Minimum Viable Patch: Combining TIS and filtering is a "minimum viable patch" that requires no changes to generation, rewards, or architecture—only a clamp and a mask in the loss function.
Capacity-Dependent Filtering: The KL threshold $g$ is a capacity-linked hyperparameter, suggesting that $g$ could be dynamically scheduled based on training steps or reward variance.
Passive Regularization in OOD: Heterogeneous joint training is almost always beneficial for the "weaker" model and serves as an anti-overfitting regularizer for the "stronger" model on OOD tasks. This is particularly effective in PEFT scenarios.
Vertical vs. Horizontal: The explanation for why horizontal collaboration introduces systemic bias via reward shaping is a clear and important distinction for distributed RL.

Limitations & Future Work¶

Experiments are limited to the Qwen2.5 series, two datasets (GSM8K/MATH-500), and 50 iterations. Generalizability to other model families or tasks (agents, dialogue) is unproven.
The "weak-gain, strong-loss" trade-off lacks theoretical characterization. Nodes running "stronger" models may lack incentive to join a decentralized network if their in-distribution performance suffers.
The threshold $g$ is fixed at 50, whereas ablation suggests it should be adaptive.
Wall-clock comparisons between standalone on-policy training and F-TIS multi-node training are missing.
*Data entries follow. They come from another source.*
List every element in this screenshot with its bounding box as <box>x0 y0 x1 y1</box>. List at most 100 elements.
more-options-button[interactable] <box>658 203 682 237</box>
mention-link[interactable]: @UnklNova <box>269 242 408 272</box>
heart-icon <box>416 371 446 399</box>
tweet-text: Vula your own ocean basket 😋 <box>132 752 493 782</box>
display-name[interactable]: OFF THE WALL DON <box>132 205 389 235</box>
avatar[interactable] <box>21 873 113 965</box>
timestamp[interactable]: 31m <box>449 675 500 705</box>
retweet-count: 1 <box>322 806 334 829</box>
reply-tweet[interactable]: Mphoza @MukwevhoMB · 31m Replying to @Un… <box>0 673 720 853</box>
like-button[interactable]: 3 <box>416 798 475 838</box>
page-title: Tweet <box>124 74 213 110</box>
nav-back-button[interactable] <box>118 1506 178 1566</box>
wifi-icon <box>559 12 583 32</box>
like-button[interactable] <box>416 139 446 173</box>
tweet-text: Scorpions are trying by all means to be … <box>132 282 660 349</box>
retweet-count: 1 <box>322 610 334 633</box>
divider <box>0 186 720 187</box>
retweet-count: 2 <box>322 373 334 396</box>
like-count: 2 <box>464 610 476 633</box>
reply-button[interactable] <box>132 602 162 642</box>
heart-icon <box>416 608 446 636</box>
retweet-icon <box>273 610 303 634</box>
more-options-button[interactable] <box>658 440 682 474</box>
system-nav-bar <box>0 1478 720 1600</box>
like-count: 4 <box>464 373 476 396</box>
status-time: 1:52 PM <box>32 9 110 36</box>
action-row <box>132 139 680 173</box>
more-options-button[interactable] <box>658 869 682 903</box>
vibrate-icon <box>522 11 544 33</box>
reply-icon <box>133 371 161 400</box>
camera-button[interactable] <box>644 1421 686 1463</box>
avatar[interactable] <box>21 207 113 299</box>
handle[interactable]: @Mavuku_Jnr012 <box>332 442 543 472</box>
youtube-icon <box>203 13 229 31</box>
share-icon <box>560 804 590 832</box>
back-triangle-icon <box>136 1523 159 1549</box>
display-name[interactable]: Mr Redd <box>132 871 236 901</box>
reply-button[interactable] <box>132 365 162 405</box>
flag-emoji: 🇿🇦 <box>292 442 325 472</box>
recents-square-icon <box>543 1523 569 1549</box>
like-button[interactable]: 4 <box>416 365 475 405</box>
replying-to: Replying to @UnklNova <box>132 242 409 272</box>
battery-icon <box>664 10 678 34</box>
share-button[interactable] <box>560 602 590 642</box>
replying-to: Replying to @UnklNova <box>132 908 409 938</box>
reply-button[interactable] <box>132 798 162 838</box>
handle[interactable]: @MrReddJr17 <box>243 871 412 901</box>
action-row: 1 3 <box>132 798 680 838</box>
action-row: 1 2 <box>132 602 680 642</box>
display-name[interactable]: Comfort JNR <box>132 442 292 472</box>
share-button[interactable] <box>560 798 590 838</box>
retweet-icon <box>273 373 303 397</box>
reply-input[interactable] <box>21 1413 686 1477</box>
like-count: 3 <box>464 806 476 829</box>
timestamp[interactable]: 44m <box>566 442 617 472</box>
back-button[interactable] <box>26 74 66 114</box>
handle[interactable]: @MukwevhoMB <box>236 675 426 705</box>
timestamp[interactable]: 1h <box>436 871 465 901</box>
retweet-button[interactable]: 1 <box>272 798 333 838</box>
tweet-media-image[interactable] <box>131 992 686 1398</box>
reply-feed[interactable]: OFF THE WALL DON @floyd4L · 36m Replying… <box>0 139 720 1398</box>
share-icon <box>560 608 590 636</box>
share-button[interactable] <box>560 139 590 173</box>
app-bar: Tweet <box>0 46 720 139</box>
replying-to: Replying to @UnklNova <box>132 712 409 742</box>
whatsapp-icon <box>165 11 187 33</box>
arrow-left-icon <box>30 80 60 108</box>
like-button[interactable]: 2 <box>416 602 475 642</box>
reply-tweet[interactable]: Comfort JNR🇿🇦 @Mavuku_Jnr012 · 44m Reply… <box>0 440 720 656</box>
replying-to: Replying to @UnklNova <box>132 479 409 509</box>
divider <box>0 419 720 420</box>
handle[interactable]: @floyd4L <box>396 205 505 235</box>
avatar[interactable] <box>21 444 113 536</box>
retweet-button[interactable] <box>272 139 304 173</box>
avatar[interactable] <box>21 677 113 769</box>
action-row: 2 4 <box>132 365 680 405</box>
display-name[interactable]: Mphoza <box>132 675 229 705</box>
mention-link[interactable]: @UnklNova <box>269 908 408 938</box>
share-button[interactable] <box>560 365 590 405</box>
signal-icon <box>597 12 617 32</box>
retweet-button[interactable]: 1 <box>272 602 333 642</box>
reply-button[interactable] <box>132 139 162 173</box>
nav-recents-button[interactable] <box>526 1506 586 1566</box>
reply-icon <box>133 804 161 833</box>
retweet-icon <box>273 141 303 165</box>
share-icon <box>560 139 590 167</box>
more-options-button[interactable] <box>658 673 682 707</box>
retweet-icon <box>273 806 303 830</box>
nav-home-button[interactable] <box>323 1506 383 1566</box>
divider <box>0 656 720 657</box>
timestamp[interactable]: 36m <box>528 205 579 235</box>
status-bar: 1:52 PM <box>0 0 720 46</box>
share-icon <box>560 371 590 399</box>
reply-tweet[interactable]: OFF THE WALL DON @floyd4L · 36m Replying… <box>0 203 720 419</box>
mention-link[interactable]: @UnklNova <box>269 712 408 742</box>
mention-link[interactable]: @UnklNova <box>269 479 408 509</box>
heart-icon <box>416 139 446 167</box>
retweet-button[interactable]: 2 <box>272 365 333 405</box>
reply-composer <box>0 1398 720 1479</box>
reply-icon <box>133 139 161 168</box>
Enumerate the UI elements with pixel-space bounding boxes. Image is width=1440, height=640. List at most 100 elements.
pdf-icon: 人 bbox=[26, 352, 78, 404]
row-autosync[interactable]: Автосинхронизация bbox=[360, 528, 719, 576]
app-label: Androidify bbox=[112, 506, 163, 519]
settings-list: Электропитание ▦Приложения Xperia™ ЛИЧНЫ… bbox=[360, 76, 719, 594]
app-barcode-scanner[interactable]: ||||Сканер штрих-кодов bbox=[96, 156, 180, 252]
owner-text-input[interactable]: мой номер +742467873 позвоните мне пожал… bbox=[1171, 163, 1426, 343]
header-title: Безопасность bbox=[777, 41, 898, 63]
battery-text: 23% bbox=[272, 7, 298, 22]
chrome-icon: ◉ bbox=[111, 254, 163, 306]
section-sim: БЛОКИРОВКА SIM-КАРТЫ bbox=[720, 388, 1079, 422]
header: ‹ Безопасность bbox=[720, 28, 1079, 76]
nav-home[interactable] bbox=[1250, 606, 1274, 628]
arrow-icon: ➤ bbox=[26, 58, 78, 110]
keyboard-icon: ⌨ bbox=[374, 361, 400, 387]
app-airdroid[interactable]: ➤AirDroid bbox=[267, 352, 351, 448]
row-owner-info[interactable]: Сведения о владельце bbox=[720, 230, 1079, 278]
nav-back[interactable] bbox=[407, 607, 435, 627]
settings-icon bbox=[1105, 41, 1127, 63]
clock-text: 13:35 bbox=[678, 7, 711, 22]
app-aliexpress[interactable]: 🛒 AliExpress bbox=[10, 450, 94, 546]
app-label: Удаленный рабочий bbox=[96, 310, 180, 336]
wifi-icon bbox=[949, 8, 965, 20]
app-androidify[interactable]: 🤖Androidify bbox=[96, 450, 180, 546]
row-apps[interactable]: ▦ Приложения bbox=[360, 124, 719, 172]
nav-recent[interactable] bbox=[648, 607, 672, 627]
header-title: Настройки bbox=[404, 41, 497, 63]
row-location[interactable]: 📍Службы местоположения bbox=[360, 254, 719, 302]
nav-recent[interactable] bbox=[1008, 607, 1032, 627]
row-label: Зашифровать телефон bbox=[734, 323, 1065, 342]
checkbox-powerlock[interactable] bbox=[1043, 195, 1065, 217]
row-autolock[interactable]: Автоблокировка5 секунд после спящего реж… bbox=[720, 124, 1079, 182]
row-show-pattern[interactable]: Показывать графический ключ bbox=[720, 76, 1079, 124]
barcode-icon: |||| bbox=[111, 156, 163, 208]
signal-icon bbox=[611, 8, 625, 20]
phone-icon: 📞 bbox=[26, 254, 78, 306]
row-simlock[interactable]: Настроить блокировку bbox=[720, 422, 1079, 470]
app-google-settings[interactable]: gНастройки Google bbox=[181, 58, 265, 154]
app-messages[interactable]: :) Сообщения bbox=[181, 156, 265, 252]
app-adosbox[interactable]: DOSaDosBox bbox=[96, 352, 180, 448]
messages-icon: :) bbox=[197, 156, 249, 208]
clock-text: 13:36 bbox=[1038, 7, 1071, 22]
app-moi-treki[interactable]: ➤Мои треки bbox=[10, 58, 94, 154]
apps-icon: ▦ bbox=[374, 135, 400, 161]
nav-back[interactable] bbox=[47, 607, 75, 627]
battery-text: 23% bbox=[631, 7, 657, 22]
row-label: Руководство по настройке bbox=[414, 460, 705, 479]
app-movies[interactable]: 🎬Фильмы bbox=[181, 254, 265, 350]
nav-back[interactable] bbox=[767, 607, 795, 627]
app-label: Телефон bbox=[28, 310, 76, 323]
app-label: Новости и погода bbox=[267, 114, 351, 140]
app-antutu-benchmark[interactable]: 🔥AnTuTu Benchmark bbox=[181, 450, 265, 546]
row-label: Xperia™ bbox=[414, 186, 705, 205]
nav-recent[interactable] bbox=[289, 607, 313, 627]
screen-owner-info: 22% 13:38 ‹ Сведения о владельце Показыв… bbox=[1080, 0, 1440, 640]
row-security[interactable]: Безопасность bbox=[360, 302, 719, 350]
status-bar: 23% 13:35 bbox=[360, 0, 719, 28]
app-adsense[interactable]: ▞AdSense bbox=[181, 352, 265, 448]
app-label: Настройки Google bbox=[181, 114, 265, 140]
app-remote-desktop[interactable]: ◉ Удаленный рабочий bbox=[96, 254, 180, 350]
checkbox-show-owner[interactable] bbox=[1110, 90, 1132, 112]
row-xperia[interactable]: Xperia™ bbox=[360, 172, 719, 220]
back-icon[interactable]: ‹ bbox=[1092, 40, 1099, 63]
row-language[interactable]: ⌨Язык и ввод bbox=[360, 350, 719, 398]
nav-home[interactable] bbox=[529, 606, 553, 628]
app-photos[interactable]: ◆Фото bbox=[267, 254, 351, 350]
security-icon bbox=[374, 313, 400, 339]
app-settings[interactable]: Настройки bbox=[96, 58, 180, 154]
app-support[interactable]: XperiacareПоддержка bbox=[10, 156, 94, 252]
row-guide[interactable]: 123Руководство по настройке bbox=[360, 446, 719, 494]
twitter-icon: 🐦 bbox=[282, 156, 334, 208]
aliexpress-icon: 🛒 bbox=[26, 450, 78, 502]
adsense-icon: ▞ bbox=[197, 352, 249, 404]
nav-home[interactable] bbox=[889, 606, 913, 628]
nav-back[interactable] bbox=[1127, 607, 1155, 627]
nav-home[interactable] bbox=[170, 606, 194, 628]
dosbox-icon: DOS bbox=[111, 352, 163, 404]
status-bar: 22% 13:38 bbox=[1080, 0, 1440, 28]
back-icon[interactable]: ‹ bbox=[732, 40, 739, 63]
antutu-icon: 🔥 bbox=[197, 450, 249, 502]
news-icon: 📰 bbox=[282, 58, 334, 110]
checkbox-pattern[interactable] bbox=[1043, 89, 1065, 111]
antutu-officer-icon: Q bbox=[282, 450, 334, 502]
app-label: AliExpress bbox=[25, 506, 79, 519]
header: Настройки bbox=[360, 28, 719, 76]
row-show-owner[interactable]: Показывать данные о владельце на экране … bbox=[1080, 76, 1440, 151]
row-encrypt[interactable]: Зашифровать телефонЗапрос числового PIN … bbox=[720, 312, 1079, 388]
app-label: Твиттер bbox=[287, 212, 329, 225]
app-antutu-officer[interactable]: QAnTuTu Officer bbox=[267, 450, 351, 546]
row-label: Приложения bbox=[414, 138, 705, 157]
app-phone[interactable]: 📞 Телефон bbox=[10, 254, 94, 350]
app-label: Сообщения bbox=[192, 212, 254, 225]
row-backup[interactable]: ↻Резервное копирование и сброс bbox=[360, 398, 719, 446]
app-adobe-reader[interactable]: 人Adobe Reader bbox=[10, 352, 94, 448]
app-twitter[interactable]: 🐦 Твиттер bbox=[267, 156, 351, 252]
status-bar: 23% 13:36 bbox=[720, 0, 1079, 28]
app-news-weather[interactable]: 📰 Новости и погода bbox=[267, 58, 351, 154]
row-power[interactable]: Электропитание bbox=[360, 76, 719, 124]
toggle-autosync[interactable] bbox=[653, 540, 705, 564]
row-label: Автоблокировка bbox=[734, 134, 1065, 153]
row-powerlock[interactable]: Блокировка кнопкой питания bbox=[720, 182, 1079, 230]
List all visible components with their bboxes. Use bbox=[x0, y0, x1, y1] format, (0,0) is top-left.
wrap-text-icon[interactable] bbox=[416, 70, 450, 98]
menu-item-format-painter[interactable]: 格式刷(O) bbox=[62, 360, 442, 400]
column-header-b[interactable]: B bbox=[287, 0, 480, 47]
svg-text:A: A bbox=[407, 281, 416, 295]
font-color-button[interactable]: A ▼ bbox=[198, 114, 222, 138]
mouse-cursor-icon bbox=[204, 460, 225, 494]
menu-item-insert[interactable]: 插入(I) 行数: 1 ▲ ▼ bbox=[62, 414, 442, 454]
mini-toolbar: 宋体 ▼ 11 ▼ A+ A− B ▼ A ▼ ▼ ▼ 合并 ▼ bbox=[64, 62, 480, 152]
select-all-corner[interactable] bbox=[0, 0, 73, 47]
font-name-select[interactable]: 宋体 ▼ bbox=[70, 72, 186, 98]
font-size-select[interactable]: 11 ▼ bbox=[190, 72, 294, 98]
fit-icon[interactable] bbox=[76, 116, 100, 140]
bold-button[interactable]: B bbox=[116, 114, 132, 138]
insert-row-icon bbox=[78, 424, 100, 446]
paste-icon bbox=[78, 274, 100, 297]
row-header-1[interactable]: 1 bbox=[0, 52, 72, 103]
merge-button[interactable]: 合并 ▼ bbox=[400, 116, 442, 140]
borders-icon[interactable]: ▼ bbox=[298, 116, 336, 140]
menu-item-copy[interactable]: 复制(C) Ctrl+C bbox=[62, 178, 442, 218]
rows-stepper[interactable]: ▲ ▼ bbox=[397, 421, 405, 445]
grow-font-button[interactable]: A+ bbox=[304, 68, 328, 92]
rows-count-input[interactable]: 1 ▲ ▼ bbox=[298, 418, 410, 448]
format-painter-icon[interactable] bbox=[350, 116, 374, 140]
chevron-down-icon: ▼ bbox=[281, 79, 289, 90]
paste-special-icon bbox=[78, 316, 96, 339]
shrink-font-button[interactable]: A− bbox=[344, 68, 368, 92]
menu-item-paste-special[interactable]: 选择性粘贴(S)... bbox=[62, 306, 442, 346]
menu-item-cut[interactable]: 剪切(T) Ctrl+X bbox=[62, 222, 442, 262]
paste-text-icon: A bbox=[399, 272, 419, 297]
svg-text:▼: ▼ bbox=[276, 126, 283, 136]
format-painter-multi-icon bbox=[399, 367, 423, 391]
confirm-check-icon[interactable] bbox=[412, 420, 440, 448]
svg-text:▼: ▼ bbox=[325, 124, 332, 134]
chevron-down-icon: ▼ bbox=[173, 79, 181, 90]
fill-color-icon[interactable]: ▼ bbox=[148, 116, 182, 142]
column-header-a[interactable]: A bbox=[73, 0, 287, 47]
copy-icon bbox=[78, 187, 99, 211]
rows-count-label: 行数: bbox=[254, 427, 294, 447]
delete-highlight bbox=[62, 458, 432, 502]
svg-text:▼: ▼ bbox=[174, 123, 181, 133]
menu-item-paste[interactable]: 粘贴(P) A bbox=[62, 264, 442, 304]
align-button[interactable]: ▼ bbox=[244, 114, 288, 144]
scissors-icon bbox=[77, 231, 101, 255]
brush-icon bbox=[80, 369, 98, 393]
vs. TIS (yao2025efficient_rl_offpolicy): While the original TIS addressed small numerical drift, this work extends it to large-scale heterogeneous off-policy scenarios.
vs. DeepSeek-v3 Filtering: While DeepSeek uses filtering for single-node stability, this work identifies it as the key stabilizer for cross-model collaboration.
vs. Distributed GRPO (LlamaRL, etc.): Unlike previous works assuming homogeneity, this is the first to systematically handle differences in size, expertise, and parameter subsets.
PEFT Training: The finding that mixing full-parameter off-policy samples into PEFT training improves results (+6% for 3B PEFT) is a significant standalone contribution.

Rating¶

Novelty: ⭐⭐⭐⭐ Systematic solution to heterogeneous GRPO collapse using a minimalist combination.
Experimental Thoroughness: ⭐⭐⭐ Covers three heterogeneous scenarios but lacks wall-clock and diverse model families.
Writing Quality: ⭐⭐⭐⭐ Clear logical progression and well-defined loss formulations.
Value: ⭐⭐⭐⭐ A practical recipe for decentralized/federated LLM post-training.